On excuses, influence, and experiences
On excuses Your circumstances, whether real or not, should not impede you from making progress. Your mind is the primary vehicle to move forward in any project, and even if the craftsman loses all of his tools, his brain can still function. He can still think about complicated problems that he needs to solve when he does get his tools back. This is making your time as alive as possible. When you are stuck on a train for an hour a day, you could let that time die and do nothing, because you say the circumstance does not allow for anything else—but your mind still works. Your brain can still process information, reflect on itself, observe, and make progress. There are no excuses for lost time.

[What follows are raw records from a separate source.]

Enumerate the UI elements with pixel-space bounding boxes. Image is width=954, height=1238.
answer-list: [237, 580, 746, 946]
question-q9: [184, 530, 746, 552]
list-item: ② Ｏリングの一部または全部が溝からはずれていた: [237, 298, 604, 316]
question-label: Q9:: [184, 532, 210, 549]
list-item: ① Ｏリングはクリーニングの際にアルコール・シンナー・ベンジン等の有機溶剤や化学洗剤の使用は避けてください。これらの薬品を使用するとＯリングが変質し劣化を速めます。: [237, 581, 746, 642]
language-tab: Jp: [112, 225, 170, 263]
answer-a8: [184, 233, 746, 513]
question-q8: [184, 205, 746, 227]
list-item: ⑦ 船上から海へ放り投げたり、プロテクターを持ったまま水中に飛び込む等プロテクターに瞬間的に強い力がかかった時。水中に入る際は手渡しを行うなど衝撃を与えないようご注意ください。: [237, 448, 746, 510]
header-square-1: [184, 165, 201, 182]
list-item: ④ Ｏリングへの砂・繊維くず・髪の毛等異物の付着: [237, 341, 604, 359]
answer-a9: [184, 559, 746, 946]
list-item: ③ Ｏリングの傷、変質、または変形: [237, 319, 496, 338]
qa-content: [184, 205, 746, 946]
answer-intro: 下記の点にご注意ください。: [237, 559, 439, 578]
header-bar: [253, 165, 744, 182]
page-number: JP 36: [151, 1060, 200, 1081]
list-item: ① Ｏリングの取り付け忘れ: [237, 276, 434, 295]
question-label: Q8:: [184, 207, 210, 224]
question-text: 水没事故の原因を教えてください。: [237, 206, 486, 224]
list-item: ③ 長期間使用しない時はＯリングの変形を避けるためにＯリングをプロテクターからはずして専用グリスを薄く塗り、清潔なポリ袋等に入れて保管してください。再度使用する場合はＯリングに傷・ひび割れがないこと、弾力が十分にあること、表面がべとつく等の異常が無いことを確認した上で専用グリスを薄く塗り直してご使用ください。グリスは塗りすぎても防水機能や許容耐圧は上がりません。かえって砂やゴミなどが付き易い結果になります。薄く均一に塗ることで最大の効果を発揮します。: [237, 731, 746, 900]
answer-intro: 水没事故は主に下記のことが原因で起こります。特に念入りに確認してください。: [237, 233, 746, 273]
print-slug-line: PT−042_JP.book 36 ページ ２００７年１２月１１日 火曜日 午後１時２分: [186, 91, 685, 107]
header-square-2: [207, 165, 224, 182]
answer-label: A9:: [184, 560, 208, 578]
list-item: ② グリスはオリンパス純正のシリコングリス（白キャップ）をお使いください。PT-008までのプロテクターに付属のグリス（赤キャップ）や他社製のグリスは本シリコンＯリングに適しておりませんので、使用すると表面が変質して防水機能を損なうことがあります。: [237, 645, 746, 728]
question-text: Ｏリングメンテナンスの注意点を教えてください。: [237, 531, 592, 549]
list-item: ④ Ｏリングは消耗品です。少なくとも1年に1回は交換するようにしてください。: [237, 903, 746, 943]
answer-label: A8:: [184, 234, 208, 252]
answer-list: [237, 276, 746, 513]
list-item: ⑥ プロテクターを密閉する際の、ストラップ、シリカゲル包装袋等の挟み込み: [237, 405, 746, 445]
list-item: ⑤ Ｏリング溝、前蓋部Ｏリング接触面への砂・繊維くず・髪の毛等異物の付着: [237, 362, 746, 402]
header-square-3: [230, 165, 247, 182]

On influence People are paying attention to you a bit more than you thought, and I can see it having a real effect on you. You didn't know that former teachers and friends knew what you were doing or even remembered you. But they did, just as you remembered them. Your words, written or spoken, have an effect on others. This is to remind you that no matter what you do, you have to acknowledge the people on the other end of your decisions. The things you say could either prove valuable or worthless to others. Your goal is to provide meaningful value to others, and that's it. Going through a 400-word exercise every day may not provide 400 words worth of value every day, but it will make you a better writer and a better thinker. If that's the case, then you must continue to do it because it will improve your ability to improve the lives of others later in life.
On experiences I recommend that you go out into the world and spend a bit more time experiencing rather than simply working. Specifically for you, I say you go out and get more experience meeting many different types of people from many walks of life. To someone else, I might suggest they get experience painting or doing more photography, because those experiences will directly impact their work. However, with your disposition that I've observed closely, all of what you do ties back to people. Developing an ability to write is developing an ability to pass information and influence along to other people. Becoming a better salesperson is learning how to best provide value to others. Improving your ability to publicly speak is practicing the skill of verbal communication—so that you can have a more meaningful impact on people. Your experience needs to be centered, though not exactly focused, on people. This will be the field in which you develop mastery.